In literature, the Paraphrase Text Reuse Detection problem has been explored for English as well as some other European languages, but it has not been investigated for the Urdu language because of the non-availability of the Urdu paraphrase text reuse detection corpus. Therefore, to fulfill this gap this study aims to develop a large-scale gold standard benchmark Urdu Paraphrase Text Reuse Corpus (UPTRC) for the Urdu text reuse detection with special emphasizes on paraphrase text reuse detection for Urdu language. In addition, we have applied the baseline approaches (N-Gram Based Approaches) and proposed other approaches including Word Embedding Based Approaches, Sentence Transformers Based Approaches, and other Feature Fusion Approaches for Urdu Paraphrase Text Reuse Detection (UPTRD). However, Urdu Short Text Reuse Detection (USTRD) has been explored at the sentence level, passage level and document level along with different approaches that have been previously applied on Urdu Short Text Reuse Corpus (USTRC). Nonetheless, the USTRD task has only been explored with lexical and semantic approaches on USTRC but has not been explored with state-of-the-art Sentence Transformers Based Approaches and Word Embedding Based Approaches. The Sentence Transformers Based Approaches are used in a variety of applications and natural language processing tasks, especially for semantic text similarity and duplicate pair detection. But the Sentence Transformers has not been explored for Urdu text reuse detection. So, there is a need to explore the Sentence Transformers Based Approaches on the USTRC corpus for the task of USTRD.
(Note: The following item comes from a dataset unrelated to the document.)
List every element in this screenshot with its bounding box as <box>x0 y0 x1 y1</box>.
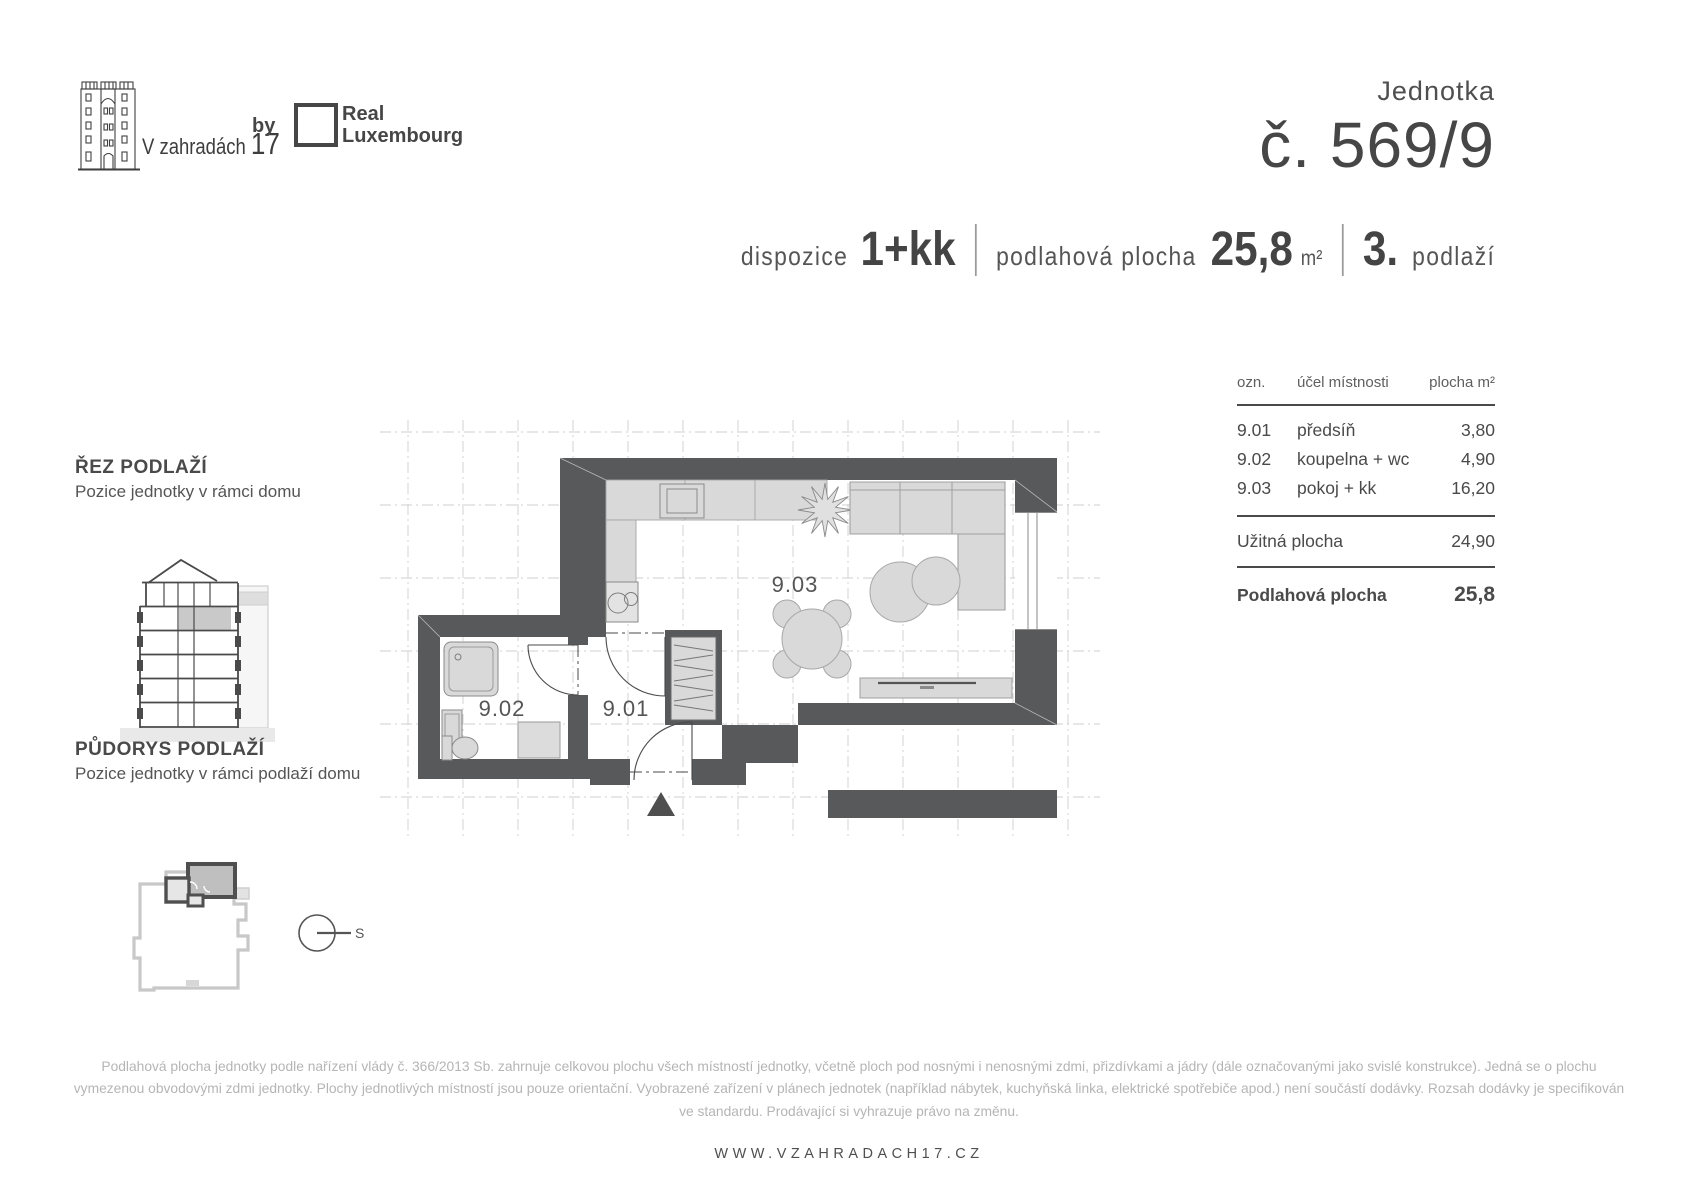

In this study, along with the corpus construction, we have applied the N-Gram Based Approaches as baseline and proposed new approaches including Word Embedding Based Approaches, Sentence Transformers Based Approaches, and Feature Fusion Approaches for our proposed UPTRC corpus. We have proposed applied compared and evaluated same approaches for USTRC corpus as well as our proposed corpus to investigate the performance of our proposed approaches. The best results obtained were the weighted average of F1 = 0.855607 by our proposed Feature Fusion Approaches for the task of UPTRD on our proposed UPTRC corpus. In the case of the USTRC corpus, our proposed Feature Fusion Approaches still outperformed the baseline approaches for ternary classification with F1 = 0.715164. The performance of the proposed approaches for both corpora is evaluated and reported using the weighted average of Precision (P), Recall (R), and F1 evaluation measures.